Worktree Parallelization Strategy
| Step | Modules touched | Depends on |
|---|---|---|
| Backend summary domain and app aggregation | backend/internal/domain, backend/internal/app | none |
| ClickHouse bounded repository queries | backend/internal/clickhouse | summary model shape |
| HTTP route and contract | backend/internal/httpapi | app aggregation |
| Web API types and Alloc UI | web/src/api, web/src/features, web/src/routes | response contract |
| Browser and real acceptance | web/tests, scripts | HTTP route and UI |
Parallel lanes:
- Lane A: backend domain/app aggregation -> HTTP route.
- Lane B: ClickHouse repository queries.
- Lane C: Web API/UI starts after response contract is stable.
- Lane D: acceptance scripts and Playwright tests start after route and UI are available.
Launch A and B in parallel if the response types are agreed first. Run C after the contract lands. Run D last. Avoid parallel edits inside web/src/routes/service-overview.tsx.
NOT in Scope
- Heap dump capture: retained heap ownership is a separate feature and has different safety/storage risks.
- Retained-size analysis: allocation profiles cannot prove live object ownership.
- New profile backend: ClickHouse remains the profile query store.
- Prometheus chart storage or dashboards: existing Prometheus-series services own metric trends.
- General observability expansion: this remains Java profiling for Kubernetes.
- Exact omitted-node counts for all possible omitted branches: lower-bound counts are enough to keep queries bounded.
Risks
- Categorization can overfit to known package names. Keep rules transparent and allow
application_other. - Larger summaries can increase query cost. Use bounded stack-id-first queries, limits, timeouts, and partial metadata.

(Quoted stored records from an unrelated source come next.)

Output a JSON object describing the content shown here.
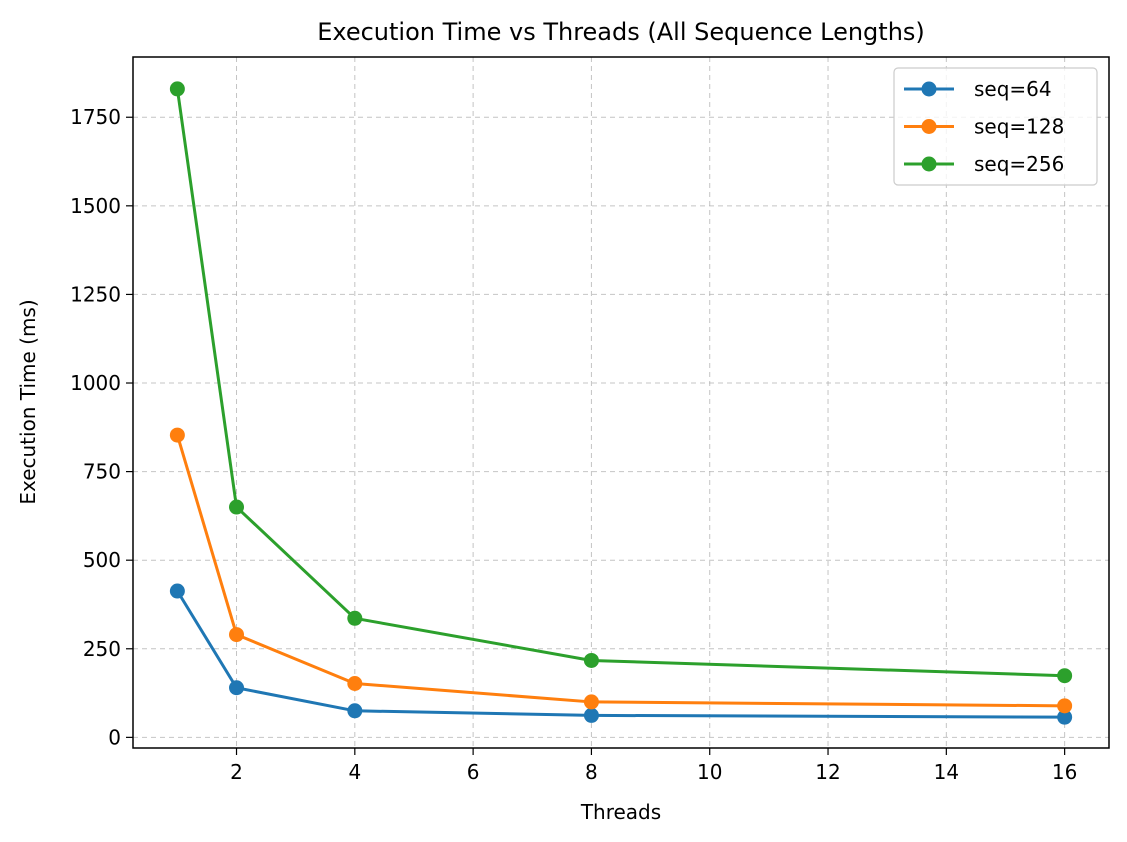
{
  "chart_data": {
    "type": "line",
    "title": "Execution Time vs Threads (All Sequence Lengths)",
    "xlabel": "Threads",
    "ylabel": "Execution Time (ms)",
    "x": [
      1,
      2,
      4,
      8,
      16
    ],
    "xlim": [
      0.25,
      16.75
    ],
    "ylim": [
      -30,
      1920
    ],
    "xticks": [
      2,
      4,
      6,
      8,
      10,
      12,
      14,
      16
    ],
    "yticks": [
      0,
      250,
      500,
      750,
      1000,
      1250,
      1500,
      1750
    ],
    "grid": true,
    "grid_style": "dashed",
    "legend_position": "top-right",
    "marker": "circle",
    "series": [
      {
        "name": "seq=64",
        "color": "#1f77b4",
        "values": [
          413,
          140,
          75,
          62,
          57
        ]
      },
      {
        "name": "seq=128",
        "color": "#ff7f0e",
        "values": [
          853,
          290,
          152,
          100,
          89
        ]
      },
      {
        "name": "seq=256",
        "color": "#2ca02c",
        "values": [
          1830,
          650,
          336,
          217,
          174
        ]
      }
    ]
  }
}
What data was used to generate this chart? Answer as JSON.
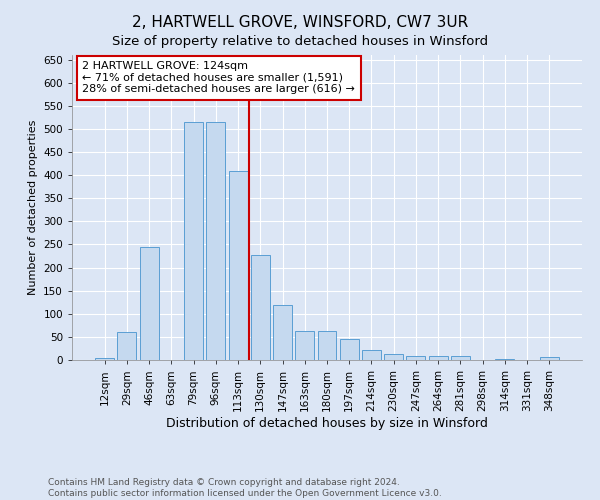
{
  "title": "2, HARTWELL GROVE, WINSFORD, CW7 3UR",
  "subtitle": "Size of property relative to detached houses in Winsford",
  "xlabel": "Distribution of detached houses by size in Winsford",
  "ylabel": "Number of detached properties",
  "categories": [
    "12sqm",
    "29sqm",
    "46sqm",
    "63sqm",
    "79sqm",
    "96sqm",
    "113sqm",
    "130sqm",
    "147sqm",
    "163sqm",
    "180sqm",
    "197sqm",
    "214sqm",
    "230sqm",
    "247sqm",
    "264sqm",
    "281sqm",
    "298sqm",
    "314sqm",
    "331sqm",
    "348sqm"
  ],
  "values": [
    5,
    60,
    245,
    0,
    515,
    515,
    410,
    228,
    120,
    63,
    63,
    46,
    22,
    12,
    8,
    8,
    8,
    0,
    3,
    0,
    7
  ],
  "bar_color": "#c5d9ef",
  "bar_edge_color": "#5a9fd4",
  "bar_width": 0.85,
  "ylim": [
    0,
    660
  ],
  "yticks": [
    0,
    50,
    100,
    150,
    200,
    250,
    300,
    350,
    400,
    450,
    500,
    550,
    600,
    650
  ],
  "property_bin_index": 6,
  "vline_x_offset": 0.48,
  "annotation_title": "2 HARTWELL GROVE: 124sqm",
  "annotation_line1": "← 71% of detached houses are smaller (1,591)",
  "annotation_line2": "28% of semi-detached houses are larger (616) →",
  "annotation_box_color": "#ffffff",
  "annotation_box_edge": "#cc0000",
  "vline_color": "#cc0000",
  "bg_color": "#dce6f5",
  "plot_bg_color": "#dce6f5",
  "grid_color": "#ffffff",
  "footer1": "Contains HM Land Registry data © Crown copyright and database right 2024.",
  "footer2": "Contains public sector information licensed under the Open Government Licence v3.0.",
  "title_fontsize": 11,
  "subtitle_fontsize": 9.5,
  "xlabel_fontsize": 9,
  "ylabel_fontsize": 8,
  "tick_fontsize": 7.5,
  "annotation_fontsize": 8,
  "footer_fontsize": 6.5
}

- Users may still read allocation bytes as retained memory. Repeat the sampled-allocation limitation in empty states, details, and documentation.
- Partial result warnings can become noisy. Show them only when backend metadata says returned nodes are incomplete.
- Summary cache can leak or stale data if keyed too broadly. Include authorization scope, effective scope, time range, limits, and schema version.
GSTACK REVIEW REPORT
| Review | Trigger | Why | Runs | Status | Findings |
|---|---|---|---|---|---|
| CEO Review | /plan-ceo-review | Scope & strategy | 0 | - | - |
| Codex Review | /codex review | Independent 2nd opinion | 0 | - | - |
| Eng Review | /plan-eng-review | Architecture & tests (required) | 3 | CLEAR | 6 issues found, 0 critical gaps, incorporated into this plan |
| Design Review | /plan-design-review | UI/UX gaps | 0 | - | - |
| DX Review | /plan-devex-review | Developer experience gaps | 0 | - | - |
UNRESOLVED: 0
VERDICT: ENG CLEARED - ready to implement.